C. Controller Implementation and Evaluation

In this experiment, the servo position is controlled while minimizing the link deflection using the Link Controller found. Measurements will then be taken to ensure that the specifications are satisfied. Also, we will implement the Servo Controller found for comparison.

32KB

q_flex.zip

archive

Open

Warning: In closed loop experiments, the link may swing around rather quickly. Stay clear of it during closed loop experiments.

Experiment

1. Turn the amplifier power on.

2. Download the q_flex.zip and open the Simulink file q_flex for controller implementation. This is the block diagram for this part of the experiment. Make sure you have K gain variable in the MATLAB workspace. Note: The Smooth Signal Generator block generates a 0.33 Hz square wave (with amplitude of 1) that is passed through a Rate Limiter block to smooth the signal (Rising slew rate of 100 and falling slew rate of -100). The Amplitude (deg) gain block is used to change the desired servo position command. The state-feedback gain K is set in the Link Control gain block and is read from the MATLAB workspace.

   
3. To build the model, click down arrow on Monitor & Tune under Hardware tab and then Build for monitoring . This generates the controller code.

4. Align the flexible link along the 0 mark on the servo stand.

5. Double click on the scopes and open them.

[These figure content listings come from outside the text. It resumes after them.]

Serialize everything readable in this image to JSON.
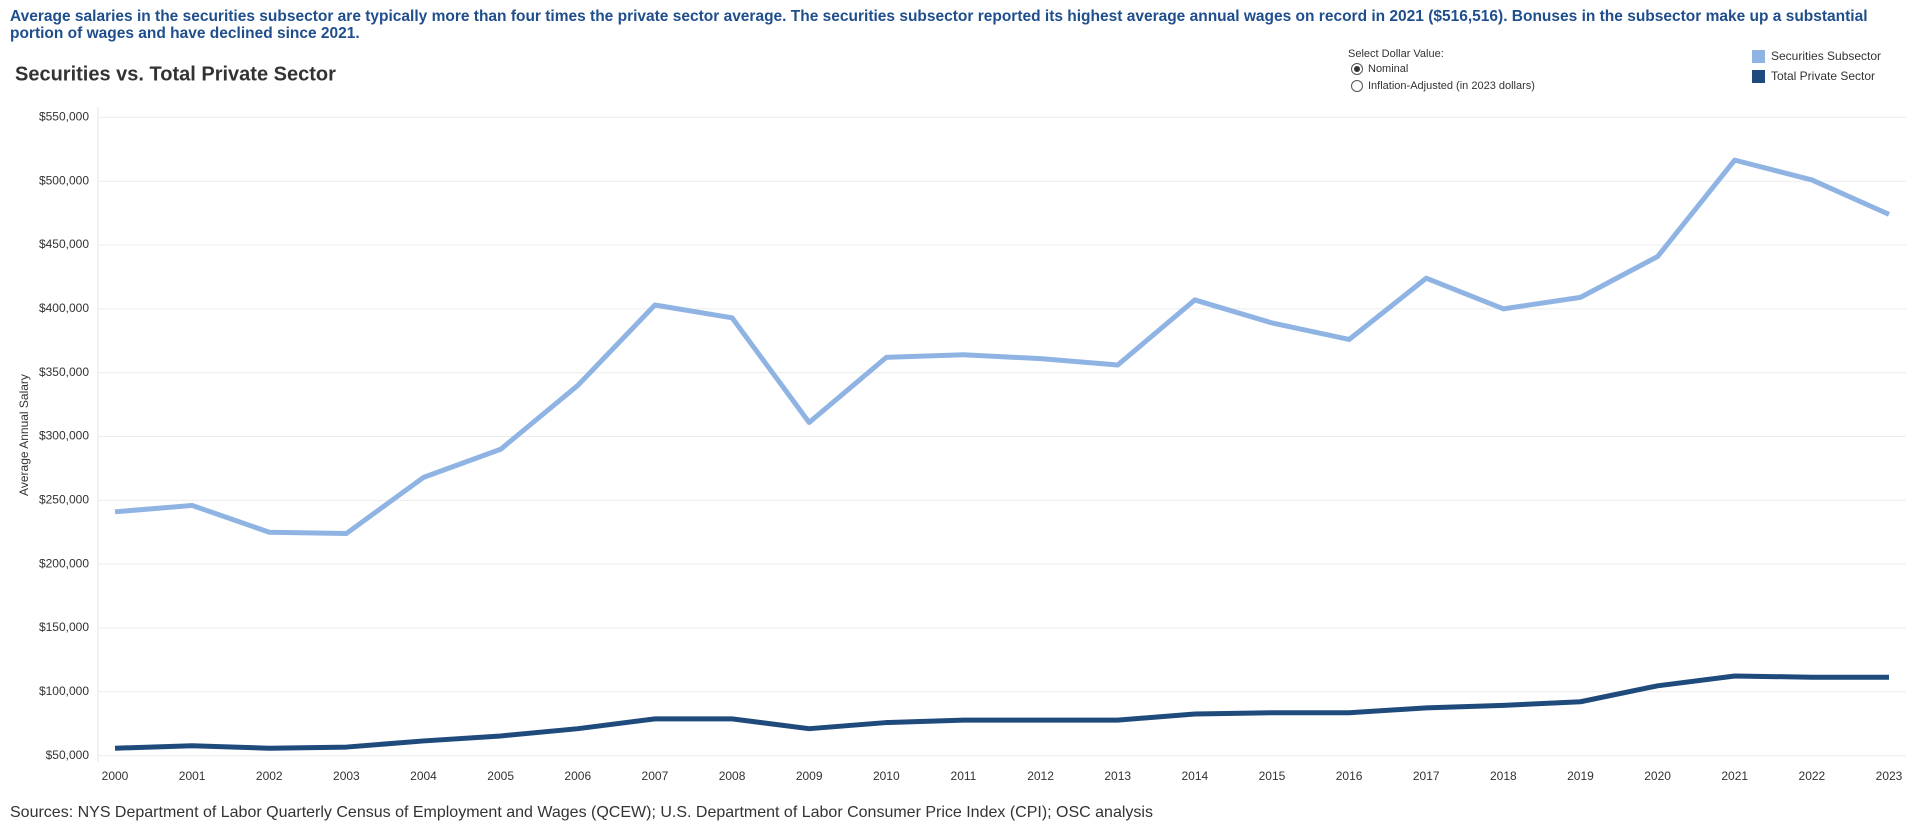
{
  "description": "Average salaries in the securities subsector are typically more than four times the private sector average. The securities subsector reported its highest average annual wages on record in 2021 ($516,516). Bonuses in the subsector make up a substantial portion of wages and have declined since 2021.",
  "controls": {
    "label": "Select Dollar Value:",
    "options": [
      "Nominal",
      "Inflation-Adjusted (in 2023 dollars)"
    ],
    "selected": 0
  },
  "sources": "Sources: NYS Department of Labor Quarterly Census of Employment and Wages (QCEW); U.S. Department of Labor Consumer Price Index (CPI); OSC analysis",
  "chart_data": {
    "type": "line",
    "title": "Securities vs. Total Private Sector",
    "y_label": "Average Annual Salary",
    "categories": [
      "2000",
      "2001",
      "2002",
      "2003",
      "2004",
      "2005",
      "2006",
      "2007",
      "2008",
      "2009",
      "2010",
      "2011",
      "2012",
      "2013",
      "2014",
      "2015",
      "2016",
      "2017",
      "2018",
      "2019",
      "2020",
      "2021",
      "2022",
      "2023"
    ],
    "series": [
      {
        "name": "Securities Subsector",
        "color": "#8fb4e3",
        "values": [
          241000,
          246000,
          225000,
          224000,
          268000,
          290000,
          340000,
          403000,
          393000,
          311000,
          362000,
          364000,
          361000,
          356000,
          407000,
          389000,
          376000,
          424000,
          400000,
          409000,
          441000,
          516516,
          501000,
          474000
        ]
      },
      {
        "name": "Total Private Sector",
        "color": "#1f4a7c",
        "values": [
          55800,
          57700,
          55800,
          56700,
          61500,
          65400,
          71100,
          78800,
          78800,
          71100,
          75900,
          77800,
          77800,
          77800,
          82600,
          83600,
          83600,
          87400,
          89400,
          92200,
          104700,
          112400,
          111400,
          111400
        ]
      }
    ],
    "ylim": [
      45000,
      555000
    ],
    "yticks": [
      {
        "value": 50000,
        "label": "$50,000"
      },
      {
        "value": 100000,
        "label": "$100,000"
      },
      {
        "value": 150000,
        "label": "$150,000"
      },
      {
        "value": 200000,
        "label": "$200,000"
      },
      {
        "value": 250000,
        "label": "$250,000"
      },
      {
        "value": 300000,
        "label": "$300,000"
      },
      {
        "value": 350000,
        "label": "$350,000"
      },
      {
        "value": 400000,
        "label": "$400,000"
      },
      {
        "value": 450000,
        "label": "$450,000"
      },
      {
        "value": 500000,
        "label": "$500,000"
      },
      {
        "value": 550000,
        "label": "$550,000"
      }
    ],
    "grid": true
  }
}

6. Ensure that the manual switch is connected to the full state feedback.

7. Click Connect button under Monitor & Tune and then click Start

8. A periodic square wave is given as commanded link rotation to the servo motor, causing the link to move left and right alternately for 10 seconds.

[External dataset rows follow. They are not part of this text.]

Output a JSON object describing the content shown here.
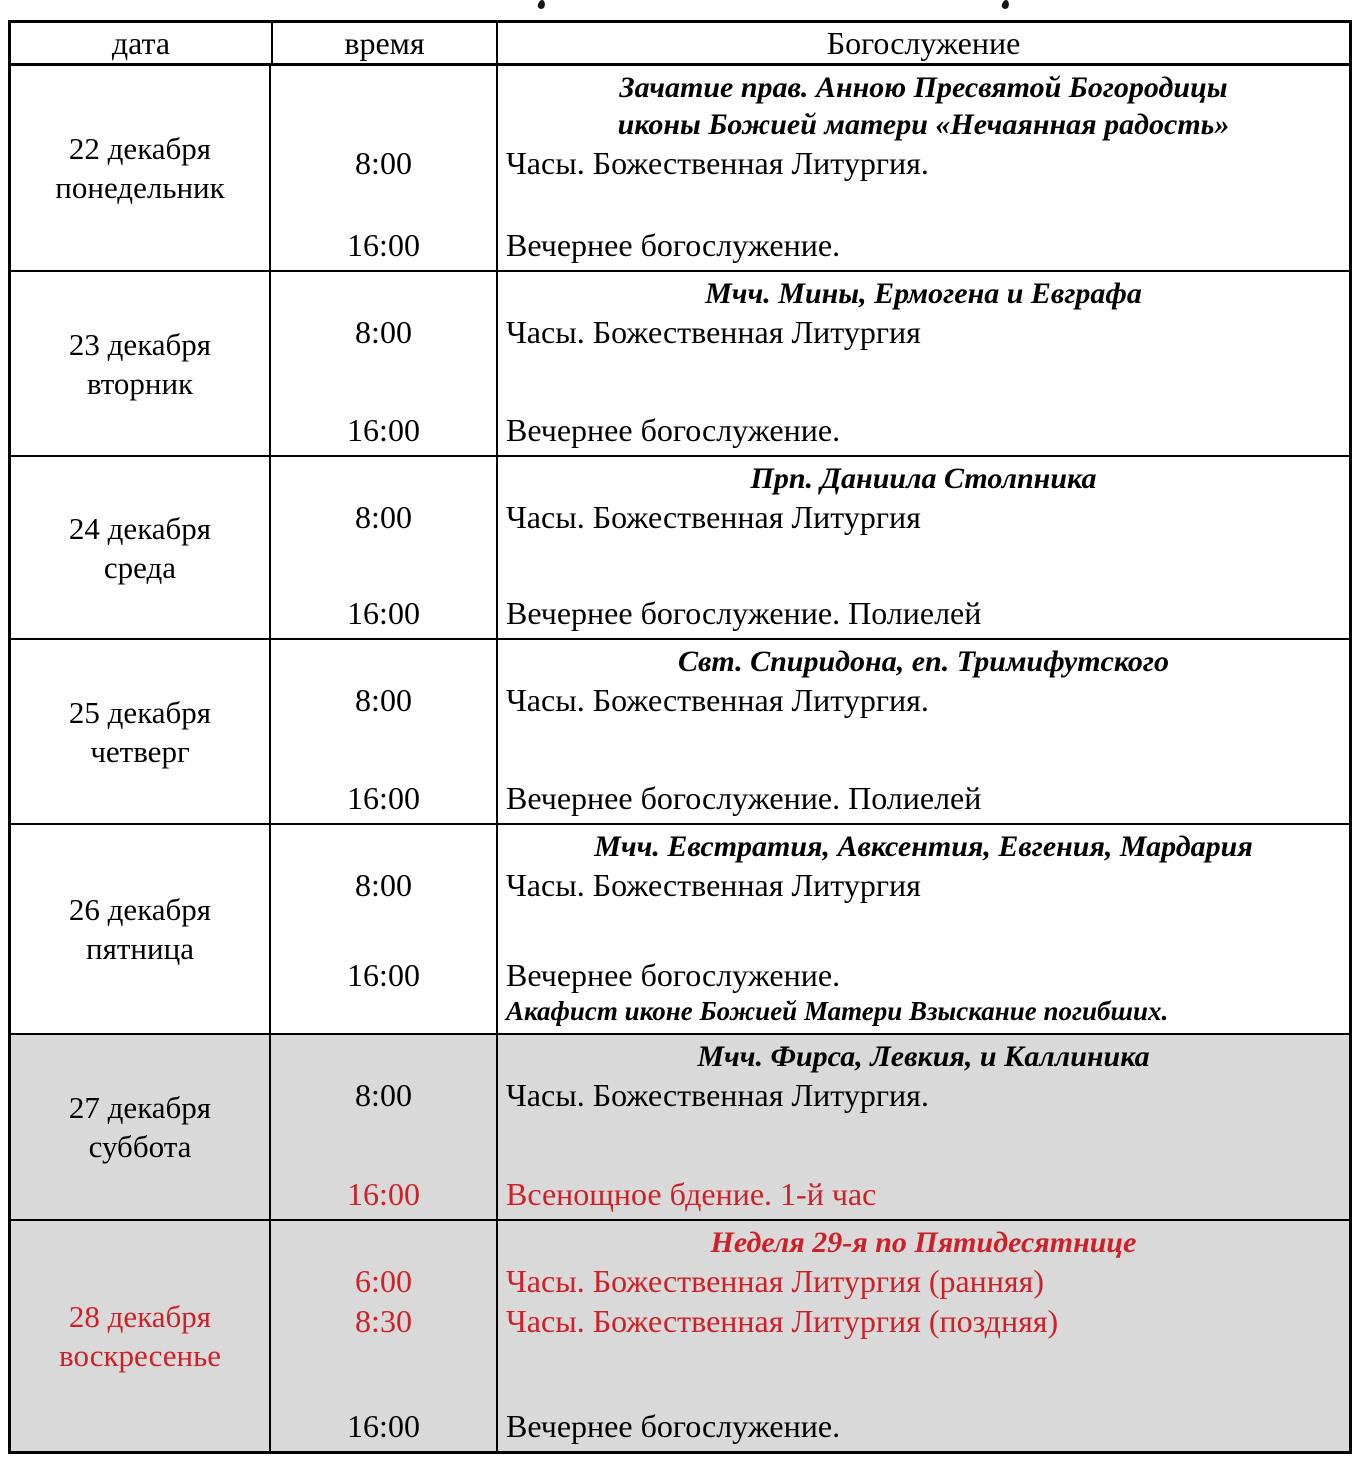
{
  "colors": {
    "accent_red": "#cc2128",
    "row_highlight_gray": "#d9d9d9",
    "table_border": "#000000",
    "page_background": "#ffffff"
  },
  "table": {
    "headers": {
      "date": "дата",
      "time": "время",
      "service": "Богослужение"
    },
    "rows": [
      {
        "date": "22 декабря",
        "weekday": "понедельник",
        "feasts": [
          "Зачатие прав. Анною Пресвятой Богородицы",
          "иконы Божией матери «Нечаянная радость»"
        ],
        "services": [
          {
            "time": "8:00",
            "text": "Часы. Божественная Литургия."
          },
          {
            "time": "16:00",
            "text": "Вечернее богослужение."
          }
        ]
      },
      {
        "date": "23 декабря",
        "weekday": "вторник",
        "feasts": [
          "Мчч. Мины, Ермогена и Евграфа"
        ],
        "services": [
          {
            "time": "8:00",
            "text": "Часы. Божественная Литургия"
          },
          {
            "time": "16:00",
            "text": "Вечернее богослужение."
          }
        ]
      },
      {
        "date": "24 декабря",
        "weekday": "среда",
        "feasts": [
          "Прп. Даниила Столпника"
        ],
        "services": [
          {
            "time": "8:00",
            "text": "Часы. Божественная Литургия"
          },
          {
            "time": "16:00",
            "text": "Вечернее богослужение. Полиелей"
          }
        ]
      },
      {
        "date": "25 декабря",
        "weekday": "четверг",
        "feasts": [
          "Свт. Спиридона, еп. Тримифутского"
        ],
        "services": [
          {
            "time": "8:00",
            "text": "Часы. Божественная Литургия."
          },
          {
            "time": "16:00",
            "text": "Вечернее богослужение. Полиелей"
          }
        ]
      },
      {
        "date": "26 декабря",
        "weekday": "пятница",
        "feasts": [
          "Мчч. Евстратия, Авксентия, Евгения, Мардария"
        ],
        "services": [
          {
            "time": "8:00",
            "text": "Часы. Божественная Литургия"
          },
          {
            "time": "16:00",
            "text": "Вечернее богослужение."
          }
        ],
        "note": "Акафист иконе Божией Матери Взыскание погибших."
      },
      {
        "date": "27 декабря",
        "weekday": "суббота",
        "highlighted": true,
        "feasts": [
          "Мчч. Фирса, Левкия, и Каллиника"
        ],
        "services": [
          {
            "time": "8:00",
            "text": "Часы. Божественная Литургия.",
            "red": false
          },
          {
            "time": "16:00",
            "text": "Всенощное бдение. 1-й час",
            "red": true
          }
        ]
      },
      {
        "date": "28 декабря",
        "weekday": "воскресенье",
        "highlighted": true,
        "date_red": true,
        "feast_red": true,
        "feasts": [
          "Неделя 29-я по Пятидесятнице"
        ],
        "services": [
          {
            "time": "6:00",
            "text": "Часы. Божественная Литургия (ранняя)",
            "red": true
          },
          {
            "time": "8:30",
            "text": "Часы. Божественная Литургия (поздняя)",
            "red": true
          },
          {
            "time": "16:00",
            "text": "Вечернее богослужение.",
            "red": false
          }
        ]
      }
    ]
  }
}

9. Copy the response data to your group folder. The response data is saved in variables data_theta, data_alpha, and data_vm. DO NOT DELETE or SAVE THE SIMULINK MODEL.

10. Connect the manual switch to the partial state feedback and repeat steps 4-9 again using the gains obtained from your Servo Controller Design. Make sure your files name is different from full state feedback.

11. Turn the power off.

Results & Questions for Report

Control Design

Results

1. Include the A and B matrices.

2. Include the results from the Servo Controller Design procedure (steps 1 through 6).

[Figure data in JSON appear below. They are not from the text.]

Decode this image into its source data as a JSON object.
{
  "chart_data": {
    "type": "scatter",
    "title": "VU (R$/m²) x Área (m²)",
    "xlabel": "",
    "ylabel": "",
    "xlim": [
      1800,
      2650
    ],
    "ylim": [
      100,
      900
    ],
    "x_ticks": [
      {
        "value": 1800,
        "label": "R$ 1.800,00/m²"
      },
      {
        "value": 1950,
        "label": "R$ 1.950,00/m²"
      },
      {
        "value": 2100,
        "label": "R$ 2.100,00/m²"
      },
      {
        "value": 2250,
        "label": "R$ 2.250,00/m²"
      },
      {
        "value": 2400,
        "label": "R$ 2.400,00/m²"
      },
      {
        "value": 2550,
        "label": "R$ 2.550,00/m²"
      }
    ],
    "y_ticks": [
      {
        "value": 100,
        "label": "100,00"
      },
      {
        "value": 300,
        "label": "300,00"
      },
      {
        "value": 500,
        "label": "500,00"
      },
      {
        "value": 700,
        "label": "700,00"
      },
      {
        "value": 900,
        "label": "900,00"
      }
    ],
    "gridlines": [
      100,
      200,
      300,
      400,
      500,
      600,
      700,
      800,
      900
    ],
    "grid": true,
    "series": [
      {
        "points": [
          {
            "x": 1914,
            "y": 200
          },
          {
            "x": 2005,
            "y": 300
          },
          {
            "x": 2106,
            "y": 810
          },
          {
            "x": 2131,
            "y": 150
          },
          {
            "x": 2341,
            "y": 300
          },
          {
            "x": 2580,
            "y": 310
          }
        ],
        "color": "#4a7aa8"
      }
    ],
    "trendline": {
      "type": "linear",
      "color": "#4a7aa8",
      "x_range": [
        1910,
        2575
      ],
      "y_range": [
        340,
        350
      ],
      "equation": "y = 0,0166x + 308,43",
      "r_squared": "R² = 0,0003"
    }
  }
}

3. Include the results from the Link Controller Design procedure (steps 1 through 3).

Questions

1. Estimate the bandwidth for your Link and Servo controllers. Hint: Use 'bandwidth(sysclosed)' command in MATLAB with link rotation ($\theta$) as the output.

>> sysclosed = ss((A-B*K), B, [1 0 0 0], 0);

>> bw = bandwidth(sysclosed)

>> bode(sysclosed)

The bode() function produces closed loop system frequency response plot. Include Bode plots of the closed loop system and list the bandwidth of the system with Link and Servo controllers.

1. Estimate the stability margins (gain and phase margins) of your Link and Servo controllers. Hint: Use 'margin(sysopen)' command in MATLAB where 'sysopen' is the state space model of the open loop system with the controller.

>> sysopen = ss(A,B,K,0)

>> margin(sysopen)

We get bode plot of the open loop system with the controller with margins listed on the plots. Include the Bode plots for the Link and Servo controllers.

Controller Implementation

Results

1. Run the Simulink that you built in control design with the same command input used in the experiment. Note: Average the first few seconds of the experimental data to obtain initial conditions for your state-space block in Simulink.

2. Plots of servo angle, link deflection angle, and input voltage vs time for Link Controller and Servo Controller. On the same plot, show the experimental results and simulation results with the Link Controller and the Servo Controller. Clearly label your plots.

3. Compare the experimental results using the two controllers and explain the differences.

4. Compare the experimental results with the simulation results individually for each controller and explain the differences.

Questions

1. Explain why the link deflection angle goes opposite to servo rotation initially.

2. Explain the impact of reducing the control weight R on the gain matrix K.